Итак, с надеждой и гордостью, которые внушает нам демонстрация немецкой мощи, встретили мы начало новых атак наших войск на русские полчища, защищающие свою негостеприимную, но явно горячо любимую страну, — наступления, через несколько дней обернувшегося натиском русских и приведшего затем к непрерывным и неотвратимым территориальным потерям, если уж говорить только о территории.
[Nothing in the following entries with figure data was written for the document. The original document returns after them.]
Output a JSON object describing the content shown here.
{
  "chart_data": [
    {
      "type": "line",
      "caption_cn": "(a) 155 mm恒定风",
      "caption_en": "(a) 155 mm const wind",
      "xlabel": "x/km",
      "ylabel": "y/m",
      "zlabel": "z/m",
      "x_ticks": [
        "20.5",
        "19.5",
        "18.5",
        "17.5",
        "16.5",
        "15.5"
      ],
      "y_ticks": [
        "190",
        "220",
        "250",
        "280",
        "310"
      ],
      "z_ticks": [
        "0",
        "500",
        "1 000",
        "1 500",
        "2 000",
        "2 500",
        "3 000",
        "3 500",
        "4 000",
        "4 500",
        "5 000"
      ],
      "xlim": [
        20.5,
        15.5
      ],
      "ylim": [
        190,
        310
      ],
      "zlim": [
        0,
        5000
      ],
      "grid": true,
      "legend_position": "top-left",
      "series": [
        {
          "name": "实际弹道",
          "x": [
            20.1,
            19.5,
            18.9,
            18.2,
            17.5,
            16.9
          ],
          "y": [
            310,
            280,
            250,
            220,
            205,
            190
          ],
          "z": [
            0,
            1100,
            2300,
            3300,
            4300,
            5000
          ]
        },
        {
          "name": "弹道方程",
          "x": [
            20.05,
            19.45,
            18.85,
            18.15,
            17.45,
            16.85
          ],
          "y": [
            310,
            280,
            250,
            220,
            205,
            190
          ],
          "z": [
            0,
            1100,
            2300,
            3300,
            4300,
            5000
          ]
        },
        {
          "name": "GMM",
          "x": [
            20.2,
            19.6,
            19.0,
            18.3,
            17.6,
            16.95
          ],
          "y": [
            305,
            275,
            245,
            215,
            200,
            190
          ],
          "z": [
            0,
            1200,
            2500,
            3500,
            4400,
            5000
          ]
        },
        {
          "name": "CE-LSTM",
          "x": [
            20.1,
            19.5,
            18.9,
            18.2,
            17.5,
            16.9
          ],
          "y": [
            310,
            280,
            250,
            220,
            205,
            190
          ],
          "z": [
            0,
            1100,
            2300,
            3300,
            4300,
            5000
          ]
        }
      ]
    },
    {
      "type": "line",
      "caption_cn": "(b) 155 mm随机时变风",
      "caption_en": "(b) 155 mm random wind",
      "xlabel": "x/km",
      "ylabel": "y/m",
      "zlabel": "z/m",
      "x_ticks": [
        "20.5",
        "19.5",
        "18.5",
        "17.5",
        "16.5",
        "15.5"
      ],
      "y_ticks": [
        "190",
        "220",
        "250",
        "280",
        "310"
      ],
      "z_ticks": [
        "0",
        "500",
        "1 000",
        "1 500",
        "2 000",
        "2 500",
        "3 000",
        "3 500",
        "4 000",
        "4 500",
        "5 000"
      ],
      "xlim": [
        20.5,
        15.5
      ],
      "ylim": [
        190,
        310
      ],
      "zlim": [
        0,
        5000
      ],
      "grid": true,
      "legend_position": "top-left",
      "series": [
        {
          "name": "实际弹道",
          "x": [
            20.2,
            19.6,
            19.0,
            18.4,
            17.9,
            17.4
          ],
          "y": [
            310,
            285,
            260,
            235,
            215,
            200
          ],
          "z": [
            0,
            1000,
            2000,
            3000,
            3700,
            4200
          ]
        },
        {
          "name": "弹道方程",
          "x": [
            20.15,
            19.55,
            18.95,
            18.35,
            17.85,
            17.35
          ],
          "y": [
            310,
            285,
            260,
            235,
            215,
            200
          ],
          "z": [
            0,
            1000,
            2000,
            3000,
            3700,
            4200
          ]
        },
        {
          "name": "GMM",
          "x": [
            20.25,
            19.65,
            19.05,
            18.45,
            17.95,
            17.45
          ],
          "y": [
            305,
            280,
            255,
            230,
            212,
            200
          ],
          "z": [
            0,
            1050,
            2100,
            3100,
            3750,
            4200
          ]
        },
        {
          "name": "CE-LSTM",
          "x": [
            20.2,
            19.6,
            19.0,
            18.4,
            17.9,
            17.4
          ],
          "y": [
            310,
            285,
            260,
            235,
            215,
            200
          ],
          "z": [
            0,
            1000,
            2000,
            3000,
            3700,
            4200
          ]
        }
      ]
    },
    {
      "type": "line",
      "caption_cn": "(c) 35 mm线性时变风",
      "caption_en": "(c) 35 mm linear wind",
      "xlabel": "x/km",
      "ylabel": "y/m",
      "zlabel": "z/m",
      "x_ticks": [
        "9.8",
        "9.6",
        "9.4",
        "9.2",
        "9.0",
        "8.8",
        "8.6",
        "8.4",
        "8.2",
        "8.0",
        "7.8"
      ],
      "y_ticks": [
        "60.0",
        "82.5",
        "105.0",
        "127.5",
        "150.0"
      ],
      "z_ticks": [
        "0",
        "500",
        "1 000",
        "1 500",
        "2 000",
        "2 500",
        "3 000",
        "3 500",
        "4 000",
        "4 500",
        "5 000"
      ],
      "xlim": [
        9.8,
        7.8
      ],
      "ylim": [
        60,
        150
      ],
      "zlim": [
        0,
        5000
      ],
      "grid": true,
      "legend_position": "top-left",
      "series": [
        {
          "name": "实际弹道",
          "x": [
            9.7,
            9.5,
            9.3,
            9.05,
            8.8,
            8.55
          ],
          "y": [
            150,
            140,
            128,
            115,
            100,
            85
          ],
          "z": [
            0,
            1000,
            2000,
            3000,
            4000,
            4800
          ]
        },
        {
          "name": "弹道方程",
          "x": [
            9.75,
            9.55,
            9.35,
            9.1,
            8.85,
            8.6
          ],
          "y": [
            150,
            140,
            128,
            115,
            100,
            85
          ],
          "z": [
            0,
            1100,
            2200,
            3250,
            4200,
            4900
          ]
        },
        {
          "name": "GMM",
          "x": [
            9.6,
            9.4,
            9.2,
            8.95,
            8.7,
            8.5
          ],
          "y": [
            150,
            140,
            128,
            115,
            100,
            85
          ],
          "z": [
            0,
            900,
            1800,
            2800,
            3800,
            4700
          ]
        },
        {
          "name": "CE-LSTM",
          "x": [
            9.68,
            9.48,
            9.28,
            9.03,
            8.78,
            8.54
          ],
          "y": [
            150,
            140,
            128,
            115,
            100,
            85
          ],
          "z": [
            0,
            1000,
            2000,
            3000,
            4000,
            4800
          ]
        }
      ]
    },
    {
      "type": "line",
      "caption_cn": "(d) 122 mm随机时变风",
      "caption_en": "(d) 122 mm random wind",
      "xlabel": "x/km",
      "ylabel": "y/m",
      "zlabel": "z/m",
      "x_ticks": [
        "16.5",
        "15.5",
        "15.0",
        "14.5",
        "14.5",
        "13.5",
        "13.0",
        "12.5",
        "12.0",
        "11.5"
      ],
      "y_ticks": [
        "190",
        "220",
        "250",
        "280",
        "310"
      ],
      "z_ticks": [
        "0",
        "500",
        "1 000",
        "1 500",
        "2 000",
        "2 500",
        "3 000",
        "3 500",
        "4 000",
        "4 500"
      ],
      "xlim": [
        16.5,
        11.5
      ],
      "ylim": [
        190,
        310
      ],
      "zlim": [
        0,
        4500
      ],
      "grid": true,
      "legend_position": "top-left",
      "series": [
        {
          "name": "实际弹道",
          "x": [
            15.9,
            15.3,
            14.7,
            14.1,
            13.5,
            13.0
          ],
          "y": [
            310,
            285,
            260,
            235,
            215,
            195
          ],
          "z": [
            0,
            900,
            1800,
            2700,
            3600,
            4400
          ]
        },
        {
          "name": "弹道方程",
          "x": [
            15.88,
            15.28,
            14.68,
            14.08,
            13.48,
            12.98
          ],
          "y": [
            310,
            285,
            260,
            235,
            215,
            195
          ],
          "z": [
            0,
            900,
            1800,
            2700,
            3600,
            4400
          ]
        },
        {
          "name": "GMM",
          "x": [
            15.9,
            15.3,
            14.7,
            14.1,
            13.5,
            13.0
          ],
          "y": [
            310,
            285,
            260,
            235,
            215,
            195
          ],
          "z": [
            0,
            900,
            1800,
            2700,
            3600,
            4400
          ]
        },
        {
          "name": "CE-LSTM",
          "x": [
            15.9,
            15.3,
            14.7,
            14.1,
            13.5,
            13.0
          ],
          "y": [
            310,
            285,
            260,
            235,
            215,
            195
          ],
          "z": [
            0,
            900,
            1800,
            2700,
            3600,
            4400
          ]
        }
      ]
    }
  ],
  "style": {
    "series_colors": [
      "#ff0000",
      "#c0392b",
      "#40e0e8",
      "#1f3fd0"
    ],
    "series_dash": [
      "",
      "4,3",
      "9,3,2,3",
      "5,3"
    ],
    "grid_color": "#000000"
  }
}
С глубоким смущением приняли мы весть о высадке американских и канадских войск на юго-восточном побережье Сицилии, о падении Сиракуз, Катании, Мессины, Таормины и узнали со смесью страха и зависти, с острым чувством своей неспособности на такие вещи — неспособности ни в дурном, ни в хорошем смысле, — что страна, духовный уклад которой еще позволяет ей сделать трезвые выводы из серии скандальных поражений и потерь, избавилась от своего великого мужа, чтобы вскоре согласиться на то, чего требуют и от нас, но с чем нам труднее всего примириться, — на безоговорочную капитуляцию. Да, мы — совершенно иной народ, наш глубоко трагический дух противится трезвой общепринятоста, и наша любовь принадлежит судьбе, любой судьбе, будь это даже гибель, озаряющая небосвод багровыми сумерками богов!